Alex
Friday, November 21, 2008
Nothing's wrong, but something's bothering me...
I couldn't really tell you what the feeling is....it's just something. It's been bugging me for a while now. At first I thought it could've been spirits, and maybe I'm still right, but it seems to be so much more than that. It kind of feels like my brain is at war with itself sometimes, and a part of me is finally starting to show it's face for the first time. I feel lots of fear, yeah...that's the emotion I'm feeling. I'm worrying too much about the future when I should be looking at what I can do right now. I'm afraid of growing up, because it terrifies the shit out of me. Being responsible is easy, sometimes. I rely heavily on the Queen and the Kingdom for support...and I realize that it could really turn into a bad thing if it continues... Too many things are bothering me, man...but It's like I said; nothing's wrong at all. The fact that I'm single bothers the shit out of me, and I'm not one to just go out and find a girl to talk to, or straight up have sex. That's not me. It's very hard for me to do that...and because that's not me, am I doomed to not find a girl until I'm 30? See...there I go again, thinking about the future...heh. It almost feels as if I'm completely alone, but I know that to not be the case. I have the best family and friends a guy could ask for. But something is still missing... I can't know what it is, but it's burning a hole in my brain. At least Snowboarding will take things off of my mind for a few months...thank god the snow fell early, this year, heh. Ah, well. I know it's not much, but I'm not good at thinking of words, right now. I must take my leave. Hope you enjoyed it =D.
Subscribe to:
Post Comments (Atom)
2 comments:
Fo Shizzle Mah Bizzle! You need to meditate. (^_~)b
I understand fear of being alone. It can lead you into making decisions you wouldn’t otherwise make. You sound like you know how to respect and treat a girl. The right “lady” for you is out there. Don’t rush it. Make sure it’s right.

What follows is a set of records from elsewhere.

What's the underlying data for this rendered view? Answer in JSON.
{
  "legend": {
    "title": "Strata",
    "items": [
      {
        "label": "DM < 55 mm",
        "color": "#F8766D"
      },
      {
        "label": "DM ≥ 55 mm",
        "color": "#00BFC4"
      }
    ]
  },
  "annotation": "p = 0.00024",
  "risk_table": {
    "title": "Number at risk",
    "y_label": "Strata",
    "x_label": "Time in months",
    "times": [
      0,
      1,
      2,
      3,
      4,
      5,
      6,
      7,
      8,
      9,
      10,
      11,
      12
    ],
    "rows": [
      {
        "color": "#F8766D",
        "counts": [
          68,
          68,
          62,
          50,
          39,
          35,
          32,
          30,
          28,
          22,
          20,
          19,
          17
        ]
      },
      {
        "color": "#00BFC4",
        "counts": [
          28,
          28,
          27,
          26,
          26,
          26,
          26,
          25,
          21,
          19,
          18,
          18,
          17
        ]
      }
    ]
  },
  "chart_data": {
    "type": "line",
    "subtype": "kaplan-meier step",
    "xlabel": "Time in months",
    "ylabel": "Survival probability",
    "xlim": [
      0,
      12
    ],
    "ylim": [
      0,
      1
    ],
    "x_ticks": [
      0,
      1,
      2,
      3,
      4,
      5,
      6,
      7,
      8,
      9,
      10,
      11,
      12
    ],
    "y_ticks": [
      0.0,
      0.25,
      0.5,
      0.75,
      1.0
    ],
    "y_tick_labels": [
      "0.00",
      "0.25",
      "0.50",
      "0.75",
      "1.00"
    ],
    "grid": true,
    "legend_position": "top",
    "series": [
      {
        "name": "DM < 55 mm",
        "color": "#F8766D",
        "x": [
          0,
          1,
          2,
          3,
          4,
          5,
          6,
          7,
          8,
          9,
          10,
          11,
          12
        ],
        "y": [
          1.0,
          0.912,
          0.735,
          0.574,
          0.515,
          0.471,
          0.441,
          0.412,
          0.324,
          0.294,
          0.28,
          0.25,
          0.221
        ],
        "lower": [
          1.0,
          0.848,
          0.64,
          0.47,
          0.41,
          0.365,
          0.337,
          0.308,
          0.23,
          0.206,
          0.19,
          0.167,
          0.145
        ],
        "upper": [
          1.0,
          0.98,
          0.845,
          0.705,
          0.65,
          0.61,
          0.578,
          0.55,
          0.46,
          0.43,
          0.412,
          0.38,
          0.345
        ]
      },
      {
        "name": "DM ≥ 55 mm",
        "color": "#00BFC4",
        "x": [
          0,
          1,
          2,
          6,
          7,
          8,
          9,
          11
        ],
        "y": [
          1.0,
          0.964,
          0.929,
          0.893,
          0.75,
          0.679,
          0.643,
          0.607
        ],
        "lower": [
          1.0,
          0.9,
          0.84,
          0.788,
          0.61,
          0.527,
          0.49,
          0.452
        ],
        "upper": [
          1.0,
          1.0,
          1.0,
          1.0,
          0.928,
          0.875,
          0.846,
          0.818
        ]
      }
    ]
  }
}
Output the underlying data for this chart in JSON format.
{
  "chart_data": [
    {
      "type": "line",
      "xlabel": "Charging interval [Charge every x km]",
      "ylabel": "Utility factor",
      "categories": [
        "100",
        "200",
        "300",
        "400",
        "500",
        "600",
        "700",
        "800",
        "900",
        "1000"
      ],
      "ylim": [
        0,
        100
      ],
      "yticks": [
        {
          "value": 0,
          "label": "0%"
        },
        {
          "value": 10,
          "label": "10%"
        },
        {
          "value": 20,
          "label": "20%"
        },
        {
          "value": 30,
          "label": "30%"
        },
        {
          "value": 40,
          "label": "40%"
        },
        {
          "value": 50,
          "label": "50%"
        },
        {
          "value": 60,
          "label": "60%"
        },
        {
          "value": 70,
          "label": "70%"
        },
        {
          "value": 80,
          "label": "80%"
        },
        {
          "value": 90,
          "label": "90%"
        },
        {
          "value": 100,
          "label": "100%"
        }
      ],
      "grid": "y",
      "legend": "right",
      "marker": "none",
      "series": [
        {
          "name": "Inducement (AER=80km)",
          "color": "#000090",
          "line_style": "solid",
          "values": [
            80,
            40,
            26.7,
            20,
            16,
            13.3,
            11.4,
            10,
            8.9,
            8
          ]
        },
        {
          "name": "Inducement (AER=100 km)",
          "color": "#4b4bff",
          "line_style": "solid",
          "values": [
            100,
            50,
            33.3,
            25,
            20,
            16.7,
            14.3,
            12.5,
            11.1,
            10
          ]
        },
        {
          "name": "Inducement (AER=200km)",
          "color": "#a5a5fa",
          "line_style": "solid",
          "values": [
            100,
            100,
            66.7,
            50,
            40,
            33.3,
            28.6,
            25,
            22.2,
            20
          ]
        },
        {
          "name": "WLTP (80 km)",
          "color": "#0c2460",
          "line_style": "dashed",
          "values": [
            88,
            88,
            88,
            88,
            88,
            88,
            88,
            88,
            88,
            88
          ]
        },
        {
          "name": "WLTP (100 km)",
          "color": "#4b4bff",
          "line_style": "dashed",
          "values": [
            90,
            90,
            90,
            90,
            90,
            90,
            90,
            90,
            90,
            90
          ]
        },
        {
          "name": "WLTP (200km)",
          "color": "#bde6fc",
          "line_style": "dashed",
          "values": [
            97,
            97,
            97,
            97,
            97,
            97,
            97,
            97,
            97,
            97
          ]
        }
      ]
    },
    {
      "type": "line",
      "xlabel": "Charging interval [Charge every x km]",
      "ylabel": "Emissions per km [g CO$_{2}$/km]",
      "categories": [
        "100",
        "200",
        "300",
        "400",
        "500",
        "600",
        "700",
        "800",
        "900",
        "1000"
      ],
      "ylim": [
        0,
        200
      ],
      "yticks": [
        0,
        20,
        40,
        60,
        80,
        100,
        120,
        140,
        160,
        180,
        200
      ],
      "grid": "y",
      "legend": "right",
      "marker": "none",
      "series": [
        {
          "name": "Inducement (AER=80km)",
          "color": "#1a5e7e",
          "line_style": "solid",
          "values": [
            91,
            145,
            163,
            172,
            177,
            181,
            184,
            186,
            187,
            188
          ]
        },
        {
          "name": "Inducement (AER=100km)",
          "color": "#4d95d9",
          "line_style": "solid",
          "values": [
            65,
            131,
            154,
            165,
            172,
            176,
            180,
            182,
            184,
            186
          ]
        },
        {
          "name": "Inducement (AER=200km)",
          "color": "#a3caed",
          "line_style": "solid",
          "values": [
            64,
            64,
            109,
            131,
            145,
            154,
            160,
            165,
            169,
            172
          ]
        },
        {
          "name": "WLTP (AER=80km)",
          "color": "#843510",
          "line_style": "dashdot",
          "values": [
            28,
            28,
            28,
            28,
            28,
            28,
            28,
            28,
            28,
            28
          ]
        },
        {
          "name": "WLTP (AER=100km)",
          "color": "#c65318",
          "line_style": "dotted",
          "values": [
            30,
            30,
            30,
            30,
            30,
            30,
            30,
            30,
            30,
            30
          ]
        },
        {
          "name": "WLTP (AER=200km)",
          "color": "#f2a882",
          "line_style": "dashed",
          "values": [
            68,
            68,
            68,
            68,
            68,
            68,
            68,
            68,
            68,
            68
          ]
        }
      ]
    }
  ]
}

Dependence on your Queen is okay for awhile but planning for future independence must be somewhere in your cards. It doesn’t mean you can’t live now but start planting some seeds to the future.
I’m much older than you, married, with children, and I still don’t feel like I’ve grown up. I made choices that I’m dealing with and they are okay, but I now think they were made out of fear of being alone and broke, and not my ideal route for happiness.
My advice, move forward, but don’t rush it! Make your choices for the right reasons.